けれど、望んでいた世界になったというのに。トランクスは心のどこかで今でも悟飯のことを考えてしまっている自分がいることに気付いている。自分を生かす為に一人で行ってしまった師匠のことを一日でも忘れたことはない。この平和な世界を悟飯と一緒に取り戻したかった、という気持ちもトランクスの本心だ。
「未来の世界がどうなっているのかはオレには分からない。だからといって聞くつもりもない。それは、いけないことだと分かっているから」
未来のことが気にならないわけではない。この先、本当に人造人間を倒すことが出来るのか。平和を取り戻せるのか。トランクスの知っている未来も悟飯にとってはまだ知らない未来の話なのだから分かるはずがない。
しかし、それを聞こうとしないのはそれがご法度だと知っているから。どんなに未来が気になろうともここで誰も知ることのない未来を聞くわけにはいかないのだ。歴史を変えてしまうことにもなりかねない。この世界の為にも、そして悟飯自身の為にも。
知らない未来のことで言えることはない。でも、と悟飯は言葉を続ける。
未来を知らなくても、今ここで目の前の成長した弟子に言えることがないわけではない。伝えられることはあるから。
「でも、言えることはある。キミは自分の信じた道を進めばいいんだ。過去の重荷をいつまでも背負い込む必要はない。キミは今、この世界に生きているんだから」
その言葉に、気持ちが楽になったような気がした。
この先のことを知らないはずの悟飯がなぜそう言ったのか。まるでこれから起こることを分かっているかのようだが、それは絶対にない。
悟飯がこう話したのは、さっきの質問にトランクスが答えられなかったからだ。そこで何かがあったことを悟った。それが何かまでは分からないけれど、悟飯なりに大切な弟子に伝えられることを伝えたかった。今の自分に出来ることはそれくらいだから。
トランクスも悟飯が自分のことを思って言ってくれたのだと分かっている。悟飯はそういう人なのだ。その優しさに何度も救われた。
「キミはキミの世界で頑張れよ、トランクス!」
やっぱり、悟飯さんは優しい。オレの知ってる悟飯さんだ。
トランクスにとって悟飯という存在は大きい。何よりも、どんなことよりも。一番といっても過言ではないくらいに。
大切な人は他にもいるけれど、その中でも悟飯は特別なのだ。今はもう未来の己の世界にはいないけれど、いつでも。いつまでも。変わらずにトランクスの中で悟飯という存在は在り続けるのだろう。
「はい! 悟飯さんも頑張ってくださいね」
これからもまだ人造人間と戦い続ける悟飯に、過去は変わらないかもしれないけれど出来ることなら生きて欲しいと願いを込めて言う。会ってはいないこの世界の自分にも強くなって頑張れと、直接は言えないけれどそう伝えたい。

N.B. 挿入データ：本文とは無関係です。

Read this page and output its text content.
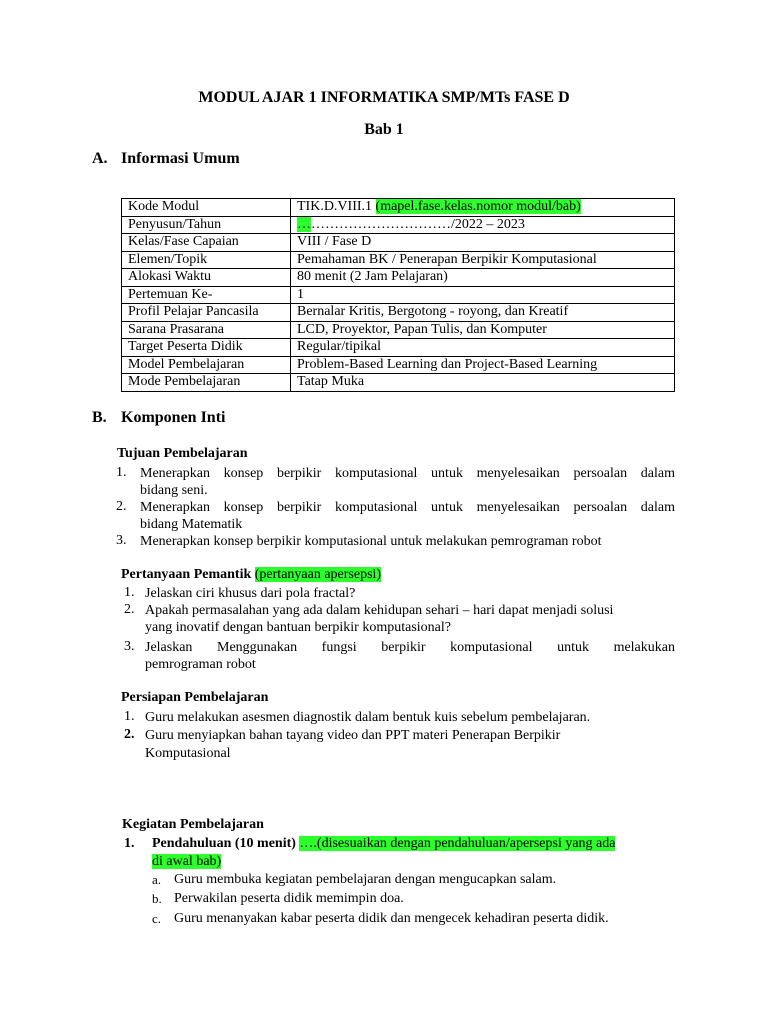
MODUL AJAR 1 INFORMATIKA SMP/MTs FASE D
Bab 1
A. Informasi Umum
Kode Modul	TIK.D.VIII.1 (mapel.fase.kelas.nomor modul/bab)
Penyusun/Tahun	……………………………/2022 – 2023
Kelas/Fase Capaian	VIII / Fase D
Elemen/Topik	Pemahaman BK / Penerapan Berpikir Komputasional
Alokasi Waktu	80 menit (2 Jam Pelajaran)
Pertemuan Ke-	1
Profil Pelajar Pancasila	Bernalar Kritis, Bergotong - royong, dan Kreatif
Sarana Prasarana	LCD, Proyektor, Papan Tulis, dan Komputer
Target Peserta Didik	Regular/tipikal
Model Pembelajaran	Problem-Based Learning dan Project-Based Learning
Mode Pembelajaran	Tatap Muka
B. Komponen Inti
Tujuan Pembelajaran
1. Menerapkan konsep berpikir komputasional untuk menyelesaikan persoalan dalam
bidang seni.
2. Menerapkan konsep berpikir komputasional untuk menyelesaikan persoalan dalam
bidang Matematik
3. Menerapkan konsep berpikir komputasional untuk melakukan pemrograman robot
Pertanyaan Pemantik (pertanyaan apersepsi)
1. Jelaskan ciri khusus dari pola fractal?
2. Apakah permasalahan yang ada dalam kehidupan sehari – hari dapat menjadi solusi
yang inovatif dengan bantuan berpikir komputasional?
3. Jelaskan Menggunakan fungsi berpikir komputasional untuk melakukan
pemrograman robot
Persiapan Pembelajaran
1. Guru melakukan asesmen diagnostik dalam bentuk kuis sebelum pembelajaran.
2. Guru menyiapkan bahan tayang video dan PPT materi Penerapan Berpikir
Komputasional
Kegiatan Pembelajaran
1. Pendahuluan (10 menit) ….(disesuaikan dengan pendahuluan/apersepsi yang ada
di awal bab)
a. Guru membuka kegiatan pembelajaran dengan mengucapkan salam.
b. Perwakilan peserta didik memimpin doa.
c. Guru menanyakan kabar peserta didik dan mengecek kehadiran peserta didik.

話を終えたところでそろそろ行かなければとトランクスはタイムマシンに乗る。元気でなと送り出してくれた師匠に笑顔で答えると操作を始めた。今度はもうこの世界を離れることに迷いも何もない。心置きなくこの地を離れることが出来る。この時代の悟飯からもらったものを大事に心にしまって出発した。
この地を離れる間際、最後にもう一度だけこの世界を見渡す。いつかきっと、この世界からも人造人間がいなくなるのだとトランクスは知っている。その時には、少しでも幸せが多い世界になって欲しいとこっそり願う。
まだ力がなかった。自分が弱いせいで大切な師匠を守ることが出来なかった。死なせてしまった過去。
ブルマの作ったタイムマシンで別の次元の過去に行き、悟空やべジータのもとで修行を積んだ。そして、やっとのことで人造人間を倒し、平和な世界を取り戻すことが出来た現在。
偶然やってきた過去で出会った師匠に言われた言葉。その言葉のお蔭でやっと前を見て歩けるような気がする。過去の出来事を重荷として背負うことはせず、ただ自分の信じた未来へ進めば良いのだと。
(ありがとう、悟飯さん)
取り戻した平和がこれからもずっと、まだ見ぬ未来まで続くように。
新しい未来への道を漸く一歩踏み出した。